Re: [Patch v9 7/8] sched/fair: Enable tuning of decay period

From: Dietmar Eggemann
Date: Fri Feb 14 2020 - 05:27:03 EST


On 13/02/2020 14:54, Thara Gopinath wrote:
> On 02/10/2020 06:59 AM, Dietmar Eggemann wrote:
>> On 07/02/2020 23:42, Thara Gopinath wrote:
>>> On 02/04/2020 03:39 AM, Dietmar Eggemann wrote:
>>>> On 03/02/2020 16:55, Peter Zijlstra wrote:
>>>>> On Mon, Feb 03, 2020 at 07:07:57AM -0500, Thara Gopinath wrote:
>>>>>> On 01/28/2020 06:56 PM, Randy Dunlap wrote:
>>>>>>> Hi,
>>>>>>>
>>>>>>> On 1/28/20 2:36 PM, Thara Gopinath wrote:

[...]

>> is really not saying from which review comment the individual changes in
>> the function name are coming from. And I don't see an answer to Ionela's
>> email saying that her proposal will manifest in a particular part of
>> this change.
> Hi Dietmar,
>
> Like I said, don't want to argue on name. It is trivial for me. I have
> v10 prepped with the name change. Will send it out shortly.

Thanks.

[...]

>> Cpu-invariant accounting can't be guarded with a kernel CONFIG switch.
>> Frequency-invariant accounting could be with CONFIG_CPU_FREQ but this is
>> enabled by default by Arm64 defconfig.
>> Thermal pressure (accounting) (CONFIG_HAVE_SCHED_THERMAL_PRESSURE) is
>> disabled by default so why should a per-cpu thermal_pressure be
>> maintained on such a system (CONFIG_CPU_THERMAL=y by default)?
>
> I agree that there is no need for per-cpu thermal pressure to be
> maintained if no averaging is happening in the scheduler, today. I don't
> know if there will ever be an use for it.

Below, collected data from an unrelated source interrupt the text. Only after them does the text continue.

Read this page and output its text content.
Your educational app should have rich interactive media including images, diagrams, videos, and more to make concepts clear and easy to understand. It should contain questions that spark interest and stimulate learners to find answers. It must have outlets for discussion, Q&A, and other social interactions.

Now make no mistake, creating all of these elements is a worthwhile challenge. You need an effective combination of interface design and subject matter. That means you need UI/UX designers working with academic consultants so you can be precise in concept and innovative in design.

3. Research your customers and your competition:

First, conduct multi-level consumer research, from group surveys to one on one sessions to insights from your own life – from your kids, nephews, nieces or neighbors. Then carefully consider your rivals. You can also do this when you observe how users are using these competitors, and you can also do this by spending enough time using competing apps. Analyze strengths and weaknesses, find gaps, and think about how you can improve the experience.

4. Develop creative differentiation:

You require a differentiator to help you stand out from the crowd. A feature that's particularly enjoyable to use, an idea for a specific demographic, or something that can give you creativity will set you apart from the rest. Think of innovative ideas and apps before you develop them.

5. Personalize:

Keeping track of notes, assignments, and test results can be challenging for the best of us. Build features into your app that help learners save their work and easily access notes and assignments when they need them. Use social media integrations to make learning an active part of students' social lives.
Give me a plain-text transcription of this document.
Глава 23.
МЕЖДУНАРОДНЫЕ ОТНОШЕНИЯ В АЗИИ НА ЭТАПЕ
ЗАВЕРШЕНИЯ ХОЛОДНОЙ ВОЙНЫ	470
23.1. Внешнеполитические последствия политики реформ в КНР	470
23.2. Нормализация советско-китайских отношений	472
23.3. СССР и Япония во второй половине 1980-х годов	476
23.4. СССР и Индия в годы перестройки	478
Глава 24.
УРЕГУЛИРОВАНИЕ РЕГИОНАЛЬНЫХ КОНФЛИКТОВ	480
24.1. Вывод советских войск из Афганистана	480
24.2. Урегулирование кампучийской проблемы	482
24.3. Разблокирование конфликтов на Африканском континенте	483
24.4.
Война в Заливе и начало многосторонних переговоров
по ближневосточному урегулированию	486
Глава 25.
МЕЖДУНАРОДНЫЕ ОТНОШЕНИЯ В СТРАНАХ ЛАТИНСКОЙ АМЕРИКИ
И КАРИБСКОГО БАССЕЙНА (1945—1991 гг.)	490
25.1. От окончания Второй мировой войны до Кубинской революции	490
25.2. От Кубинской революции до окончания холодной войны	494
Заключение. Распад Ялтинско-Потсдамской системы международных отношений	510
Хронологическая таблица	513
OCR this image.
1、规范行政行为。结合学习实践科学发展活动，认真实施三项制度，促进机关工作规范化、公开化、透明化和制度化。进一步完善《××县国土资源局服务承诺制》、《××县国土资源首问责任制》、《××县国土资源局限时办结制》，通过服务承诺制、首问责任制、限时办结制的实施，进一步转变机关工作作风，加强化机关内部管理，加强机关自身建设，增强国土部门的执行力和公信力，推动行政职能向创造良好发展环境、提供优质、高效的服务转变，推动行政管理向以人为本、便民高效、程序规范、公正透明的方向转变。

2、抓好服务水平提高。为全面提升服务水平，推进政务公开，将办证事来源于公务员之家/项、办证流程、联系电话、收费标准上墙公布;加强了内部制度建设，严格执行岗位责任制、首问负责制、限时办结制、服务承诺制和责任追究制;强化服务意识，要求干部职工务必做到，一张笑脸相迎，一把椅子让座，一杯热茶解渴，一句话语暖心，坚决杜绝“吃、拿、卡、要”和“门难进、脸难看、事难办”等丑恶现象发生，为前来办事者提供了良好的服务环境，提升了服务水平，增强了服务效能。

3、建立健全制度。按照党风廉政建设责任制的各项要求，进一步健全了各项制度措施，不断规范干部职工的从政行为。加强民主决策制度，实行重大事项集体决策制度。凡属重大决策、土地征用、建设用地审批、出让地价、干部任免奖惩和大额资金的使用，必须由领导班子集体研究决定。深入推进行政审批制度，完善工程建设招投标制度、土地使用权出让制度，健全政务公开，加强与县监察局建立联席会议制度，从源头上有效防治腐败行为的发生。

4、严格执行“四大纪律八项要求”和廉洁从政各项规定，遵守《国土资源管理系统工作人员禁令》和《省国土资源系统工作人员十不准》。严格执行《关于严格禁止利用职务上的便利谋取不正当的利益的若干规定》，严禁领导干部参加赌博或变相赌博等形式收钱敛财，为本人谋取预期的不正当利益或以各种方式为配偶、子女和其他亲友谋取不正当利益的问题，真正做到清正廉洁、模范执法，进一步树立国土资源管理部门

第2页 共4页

All arch_scale_FOO() functions follow the approach to force the arch
(currently x86, arm, arm64) to do

#define arch_scale_FOO BAR

to enable the FOO functionality.

There is no direct link between consumer and provider here.

consumer (sched) -> arch <- provider (arch, counters, CPUfreq, CPU
cooling, etc.)

So IMHO, FOO=thermal_pressure should follow this design pattern too.

'thermal_pressure' would be the only one which can be disabled by a
kernel config switch at the consumer side.
IMHO, it doesn't make sense to have the provider operating in this case.

> My issue has to do with using a config option meant for internal
> scheduler code being used else where. To me, once this happens, the
> entire work done to separate out reading and writing of instantaneous
> thermal pressure to arch_topology makes no sense. We could have kept it
> in scheduler itself.

You might see thermal_pressure more on the level of irq_load or
[rt/dl]_rq_load and that could be why we have a different opinion here?

Now rt_rq_load and dl_rq_load are scheduler internal providers and
irq_load is driven by 'irq_delta + steal' time (which is much closer to
the scheduler than thermal for instance).

My assumption is that we don't want a direct link between the scheduler
and e.g. a provider 'thermal'.

> Another way I think about this whole thermal pressure framework is that
> it is the job of cooling device or cpufreq or any other entity to update
> a throttle in maximum pressure to the scheduler. It should be
> independent of what scheduler does with it. Scheduler can choose to
> ignore it